Bucha Mayor Anatoliy Fedoruk claimed on Tuesday that Ukrainian authorities had found 403 bodies so far believed to have been slaughtered by Russian forces, Newsweek reported.
Fedoruk also said during a briefing that Bucha residents could not yet return to the town, which is still recovering from its temporary occupation by Russia last month.
The declaration from Fedoruk has been consistently refuted by Russian President Vladimir Putin and the Kremlin, who have decried the contention of a massacre in Bucha as a hoax.
Putin compared the Bucha incident to a widespread conspiracy theory that the West perpetrated chemical weapon attacks against Syria during the early stages of the country's civil war and blamed it on leader Bashar al-Assad, according to Reuters.
"It's the same kind of fake in Bucha," Putin said of the allegations.

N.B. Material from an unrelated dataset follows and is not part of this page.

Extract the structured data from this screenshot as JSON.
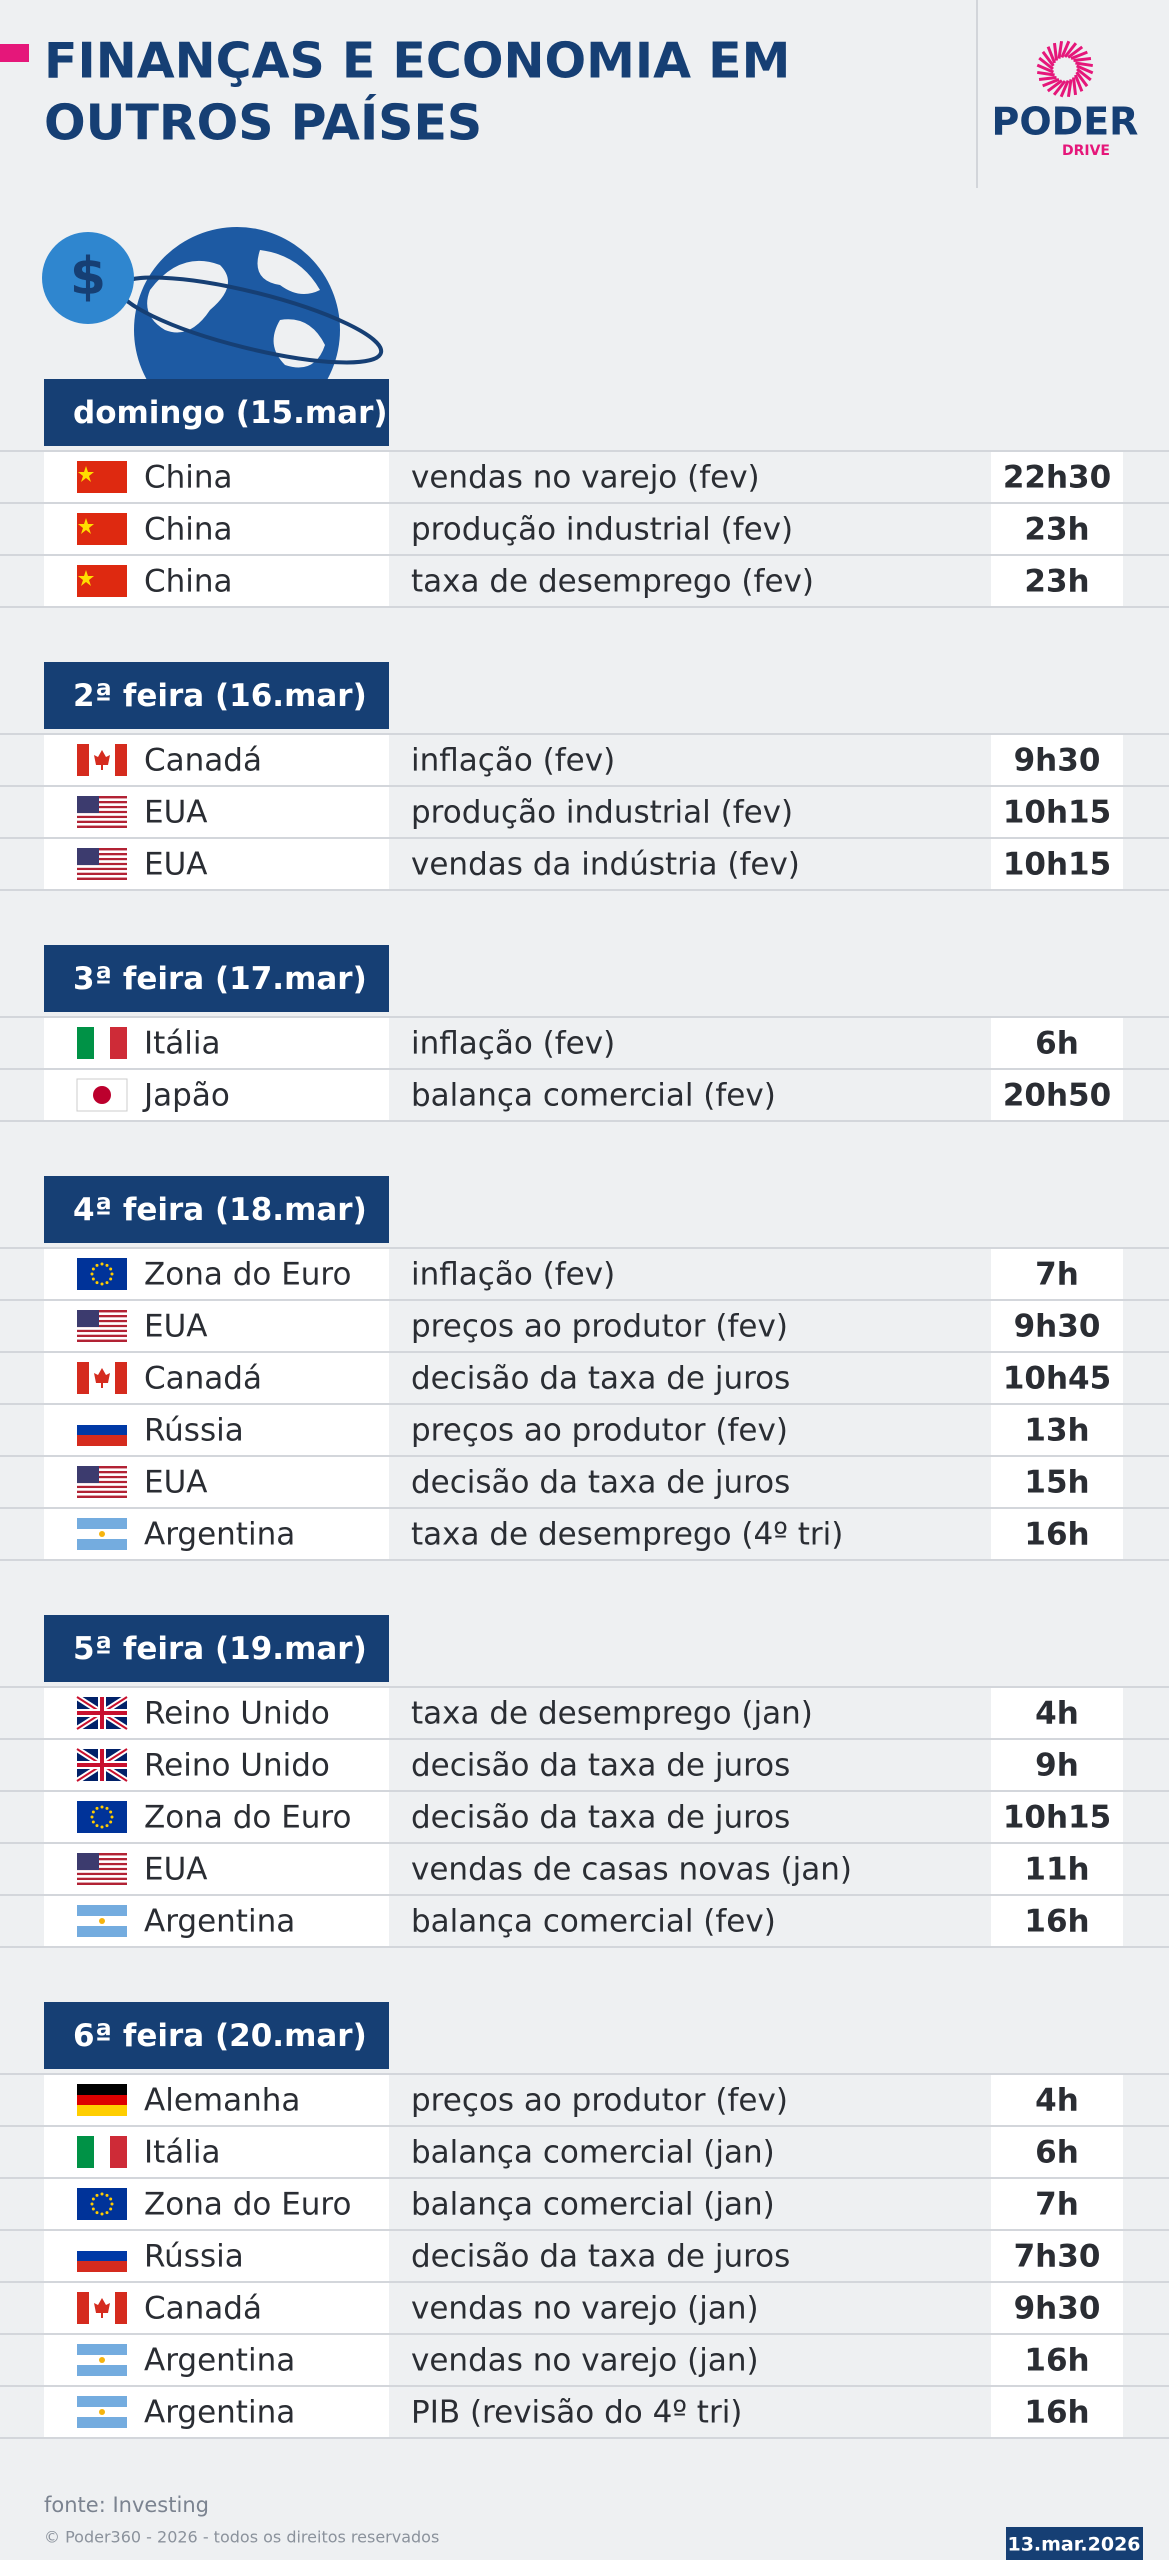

U.S. President Biden appeared to take the side of Ukraine in their claims of a massacre being perpetrated in Bucha while speaking to reporters earlier this month, reiterating his statement that Putin is a "war criminal," Al-Jazeera reported.
"You may remember I got criticized for calling Putin a war criminal," Biden said. "Well, the truth of the matter, we saw it happen in Bucha … he is a war criminal."
The president also endorsed an investigation into Bucha and other allegations of Russian war crimes to substantiate a possible trial against Putin and his allies.
"We have to gather the information," he said. "We have to continue to provide Ukraine with the weapons they need to continue to fight, and we have to get all the details, so this could be … a war crimes trial."
Putin "is brutal and what's happening in Bucha is outrageous, and everyone's seen it," Biden added.